Hi, as the title says, our kids just argue and whinge and procrastinate over everything and it is making me crazy. I find myself screaming at them daily. I know this is the wrong thing to do, and that its hurtful and damaging to them.
I am worried I am going to lose it and hurt them physically if I can't work out some ways to calm them down and get them to stop arguing and complaining constantly about absolutely everything.
They never do what they are asked to do, even if it is for something they want i.e. if they ask to go to the park and I say yes lets go you need to get dressed, they refuse to get dressed for at least 30 minutes, then once we're outside they won't get in the car... and on and on and on.
The whining is constant - just the sound of it makes my blood boil.
I don't feel like doing anything nice for them. I don't feel like letting them make any decisions (vegemite or peanut butter kind of decisions), I just want to say "look, you are making everything so hard that you get nothing at all until you can start being reasonable".
Only thing is... maybe they are totally normal and this is all totally normal behaviour and I am supposed to be insane because that's what parenting is all about?
Do you think they are bored or lonely? Do I need to stimulate them more or put them to bed earlier or ? ? ? I just don't know anymore!

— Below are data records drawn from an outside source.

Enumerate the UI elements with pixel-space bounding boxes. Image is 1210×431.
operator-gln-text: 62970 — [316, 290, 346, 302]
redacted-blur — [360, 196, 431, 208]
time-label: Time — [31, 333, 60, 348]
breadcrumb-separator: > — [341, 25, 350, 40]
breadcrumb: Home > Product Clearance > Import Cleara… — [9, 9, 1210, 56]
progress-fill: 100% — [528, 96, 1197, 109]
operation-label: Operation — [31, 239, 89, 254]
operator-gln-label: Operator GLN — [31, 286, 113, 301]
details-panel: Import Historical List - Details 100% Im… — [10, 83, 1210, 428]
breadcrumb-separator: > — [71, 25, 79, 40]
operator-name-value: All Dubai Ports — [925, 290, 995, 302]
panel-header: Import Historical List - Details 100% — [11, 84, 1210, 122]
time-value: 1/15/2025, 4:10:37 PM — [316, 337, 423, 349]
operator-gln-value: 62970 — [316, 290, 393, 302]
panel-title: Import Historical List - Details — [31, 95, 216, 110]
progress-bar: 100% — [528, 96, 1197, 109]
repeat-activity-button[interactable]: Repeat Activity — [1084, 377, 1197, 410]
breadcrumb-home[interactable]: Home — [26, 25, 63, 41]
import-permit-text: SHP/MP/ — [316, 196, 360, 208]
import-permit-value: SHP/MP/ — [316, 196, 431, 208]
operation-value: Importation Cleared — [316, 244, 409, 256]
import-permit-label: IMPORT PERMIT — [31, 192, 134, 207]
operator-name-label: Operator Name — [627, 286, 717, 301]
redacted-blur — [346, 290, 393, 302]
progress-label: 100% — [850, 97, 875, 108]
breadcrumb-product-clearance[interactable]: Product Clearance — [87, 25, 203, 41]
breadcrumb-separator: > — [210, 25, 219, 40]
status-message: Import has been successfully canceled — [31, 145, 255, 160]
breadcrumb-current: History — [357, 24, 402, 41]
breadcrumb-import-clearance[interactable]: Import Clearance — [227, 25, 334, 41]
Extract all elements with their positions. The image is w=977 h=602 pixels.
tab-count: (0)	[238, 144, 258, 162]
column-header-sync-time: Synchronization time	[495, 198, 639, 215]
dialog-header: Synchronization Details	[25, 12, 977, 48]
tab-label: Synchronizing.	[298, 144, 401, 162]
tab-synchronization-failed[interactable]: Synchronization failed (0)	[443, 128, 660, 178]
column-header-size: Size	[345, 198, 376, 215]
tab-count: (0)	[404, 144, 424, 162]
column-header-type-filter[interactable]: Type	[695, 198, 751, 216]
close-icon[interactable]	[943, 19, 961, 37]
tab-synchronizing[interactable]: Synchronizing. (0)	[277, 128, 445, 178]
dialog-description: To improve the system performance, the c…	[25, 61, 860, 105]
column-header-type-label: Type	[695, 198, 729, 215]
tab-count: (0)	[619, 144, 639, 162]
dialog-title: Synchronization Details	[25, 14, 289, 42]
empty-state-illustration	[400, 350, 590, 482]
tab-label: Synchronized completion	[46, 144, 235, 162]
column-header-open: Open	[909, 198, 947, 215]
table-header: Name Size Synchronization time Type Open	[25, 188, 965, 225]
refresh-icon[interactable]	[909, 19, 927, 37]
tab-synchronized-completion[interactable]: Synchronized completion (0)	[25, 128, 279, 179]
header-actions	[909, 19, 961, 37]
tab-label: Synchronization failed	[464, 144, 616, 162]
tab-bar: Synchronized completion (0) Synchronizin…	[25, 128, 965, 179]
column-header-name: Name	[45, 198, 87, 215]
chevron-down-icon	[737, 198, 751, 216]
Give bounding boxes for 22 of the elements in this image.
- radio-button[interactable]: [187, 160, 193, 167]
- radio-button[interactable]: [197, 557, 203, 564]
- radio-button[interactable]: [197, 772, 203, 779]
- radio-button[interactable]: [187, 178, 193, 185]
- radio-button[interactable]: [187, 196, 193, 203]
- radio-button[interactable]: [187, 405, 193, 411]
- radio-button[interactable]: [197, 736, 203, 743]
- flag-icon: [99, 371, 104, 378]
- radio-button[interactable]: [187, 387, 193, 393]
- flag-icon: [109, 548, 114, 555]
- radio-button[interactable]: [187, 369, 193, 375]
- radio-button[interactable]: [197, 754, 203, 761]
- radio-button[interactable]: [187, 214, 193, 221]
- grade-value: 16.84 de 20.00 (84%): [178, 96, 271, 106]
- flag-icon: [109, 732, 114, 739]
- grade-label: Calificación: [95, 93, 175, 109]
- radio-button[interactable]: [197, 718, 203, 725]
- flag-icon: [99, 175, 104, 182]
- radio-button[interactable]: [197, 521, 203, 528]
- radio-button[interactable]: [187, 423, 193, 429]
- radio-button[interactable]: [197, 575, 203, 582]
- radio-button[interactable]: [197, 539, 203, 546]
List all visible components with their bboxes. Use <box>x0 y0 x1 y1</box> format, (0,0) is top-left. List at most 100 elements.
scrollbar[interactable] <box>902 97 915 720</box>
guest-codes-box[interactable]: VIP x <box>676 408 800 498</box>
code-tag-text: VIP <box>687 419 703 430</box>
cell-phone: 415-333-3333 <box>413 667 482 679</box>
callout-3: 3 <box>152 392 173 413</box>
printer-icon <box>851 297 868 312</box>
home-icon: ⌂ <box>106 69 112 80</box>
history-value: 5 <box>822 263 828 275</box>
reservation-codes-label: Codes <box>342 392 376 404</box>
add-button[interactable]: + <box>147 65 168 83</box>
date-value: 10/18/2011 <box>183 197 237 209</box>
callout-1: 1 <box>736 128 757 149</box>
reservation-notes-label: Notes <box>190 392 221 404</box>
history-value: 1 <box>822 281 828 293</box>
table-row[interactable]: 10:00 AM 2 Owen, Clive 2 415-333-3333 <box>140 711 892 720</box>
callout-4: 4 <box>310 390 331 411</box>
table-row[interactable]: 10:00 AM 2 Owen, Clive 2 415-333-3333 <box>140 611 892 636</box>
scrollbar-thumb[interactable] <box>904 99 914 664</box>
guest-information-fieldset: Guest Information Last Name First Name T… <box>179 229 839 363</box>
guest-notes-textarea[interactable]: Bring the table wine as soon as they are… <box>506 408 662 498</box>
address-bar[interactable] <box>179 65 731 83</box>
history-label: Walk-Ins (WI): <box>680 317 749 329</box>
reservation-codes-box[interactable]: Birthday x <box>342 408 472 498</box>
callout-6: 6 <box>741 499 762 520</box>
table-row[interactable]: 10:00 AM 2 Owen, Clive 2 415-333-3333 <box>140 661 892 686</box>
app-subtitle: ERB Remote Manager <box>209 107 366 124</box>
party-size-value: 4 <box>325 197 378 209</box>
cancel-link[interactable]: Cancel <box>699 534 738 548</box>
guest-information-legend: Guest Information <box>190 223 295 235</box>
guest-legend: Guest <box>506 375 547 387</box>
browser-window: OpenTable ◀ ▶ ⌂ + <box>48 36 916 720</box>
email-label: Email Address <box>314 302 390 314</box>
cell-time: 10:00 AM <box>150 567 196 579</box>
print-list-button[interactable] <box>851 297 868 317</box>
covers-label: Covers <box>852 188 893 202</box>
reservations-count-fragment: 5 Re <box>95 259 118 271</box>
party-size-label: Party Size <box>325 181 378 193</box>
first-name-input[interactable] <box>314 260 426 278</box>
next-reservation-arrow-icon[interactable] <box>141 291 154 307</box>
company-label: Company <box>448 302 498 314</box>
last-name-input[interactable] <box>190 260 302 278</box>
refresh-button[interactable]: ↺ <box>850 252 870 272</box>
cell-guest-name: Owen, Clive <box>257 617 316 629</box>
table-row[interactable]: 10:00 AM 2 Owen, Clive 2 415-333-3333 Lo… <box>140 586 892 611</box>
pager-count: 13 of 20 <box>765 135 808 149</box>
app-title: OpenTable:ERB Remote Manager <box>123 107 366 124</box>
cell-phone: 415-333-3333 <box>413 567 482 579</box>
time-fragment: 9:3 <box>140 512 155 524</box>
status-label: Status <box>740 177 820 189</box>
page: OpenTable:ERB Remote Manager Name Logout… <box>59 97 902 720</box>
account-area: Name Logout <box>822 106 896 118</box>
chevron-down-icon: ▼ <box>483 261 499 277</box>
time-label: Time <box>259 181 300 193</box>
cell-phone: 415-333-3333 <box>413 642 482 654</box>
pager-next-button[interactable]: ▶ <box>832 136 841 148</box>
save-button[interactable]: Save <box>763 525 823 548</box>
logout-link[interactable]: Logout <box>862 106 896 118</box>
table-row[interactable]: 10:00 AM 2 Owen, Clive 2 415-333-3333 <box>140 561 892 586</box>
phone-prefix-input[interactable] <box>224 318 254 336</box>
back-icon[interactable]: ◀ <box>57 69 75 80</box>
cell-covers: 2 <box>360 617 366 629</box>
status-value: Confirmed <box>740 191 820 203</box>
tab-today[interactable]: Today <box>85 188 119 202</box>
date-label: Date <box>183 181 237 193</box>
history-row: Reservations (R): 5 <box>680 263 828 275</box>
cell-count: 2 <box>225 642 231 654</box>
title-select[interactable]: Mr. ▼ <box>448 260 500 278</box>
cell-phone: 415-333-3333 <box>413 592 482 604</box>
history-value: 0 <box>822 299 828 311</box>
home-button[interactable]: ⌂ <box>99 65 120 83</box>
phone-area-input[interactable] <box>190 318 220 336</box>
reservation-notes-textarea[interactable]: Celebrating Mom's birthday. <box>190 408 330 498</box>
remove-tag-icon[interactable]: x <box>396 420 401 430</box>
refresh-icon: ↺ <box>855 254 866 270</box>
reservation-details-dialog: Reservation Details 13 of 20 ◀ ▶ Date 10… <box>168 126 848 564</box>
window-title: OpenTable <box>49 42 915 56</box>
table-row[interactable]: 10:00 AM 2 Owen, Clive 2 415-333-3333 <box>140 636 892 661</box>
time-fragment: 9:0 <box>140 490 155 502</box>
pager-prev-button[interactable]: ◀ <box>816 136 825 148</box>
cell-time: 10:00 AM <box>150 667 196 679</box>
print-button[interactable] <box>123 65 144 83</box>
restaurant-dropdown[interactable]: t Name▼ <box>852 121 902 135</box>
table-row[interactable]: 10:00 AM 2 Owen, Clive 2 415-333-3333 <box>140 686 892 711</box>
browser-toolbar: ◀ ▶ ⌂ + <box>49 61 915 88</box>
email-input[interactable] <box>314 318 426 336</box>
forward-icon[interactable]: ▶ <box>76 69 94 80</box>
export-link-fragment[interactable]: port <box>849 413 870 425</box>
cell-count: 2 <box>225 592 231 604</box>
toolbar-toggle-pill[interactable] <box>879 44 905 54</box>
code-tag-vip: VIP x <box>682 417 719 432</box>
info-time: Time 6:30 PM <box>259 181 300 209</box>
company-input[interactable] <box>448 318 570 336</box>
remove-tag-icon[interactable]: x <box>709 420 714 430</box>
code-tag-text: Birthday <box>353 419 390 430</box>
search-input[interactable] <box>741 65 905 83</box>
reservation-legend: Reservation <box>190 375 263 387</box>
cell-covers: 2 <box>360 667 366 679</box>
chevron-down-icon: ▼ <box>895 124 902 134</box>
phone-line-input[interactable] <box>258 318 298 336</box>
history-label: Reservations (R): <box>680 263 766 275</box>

They sleep from around 7.30pm to 6am. They have a balanced diet with limited treats i.e. toast with pb or vegemite for brekkie, plain milk, sandwiches and veggie sticks for lunch, fruit and yogurt for snacks, and always balanced dinners with plenty of veg and rice and meat. They watch about 1.5 hours tv per day, from 6-630 when they wake up and I am on the treadmill, and again from about 4.30-5.30 in the evening while I am doing dinner and winding down from work.
DD is in kindergarten and after school care for 3 days, and DS is in family day care 8.15-5.30 the same 3 days.
Our family is under a lot of pressure at the moment, we have a terminally ill person in our immediate family and I am also running a very small business outside of my 3 days of work outside the home - do you think they are picking up on my stress and anxiety?
Maybe our routine has nothing to do with it and its all about my reactions and responses to their behaviour... I don't know?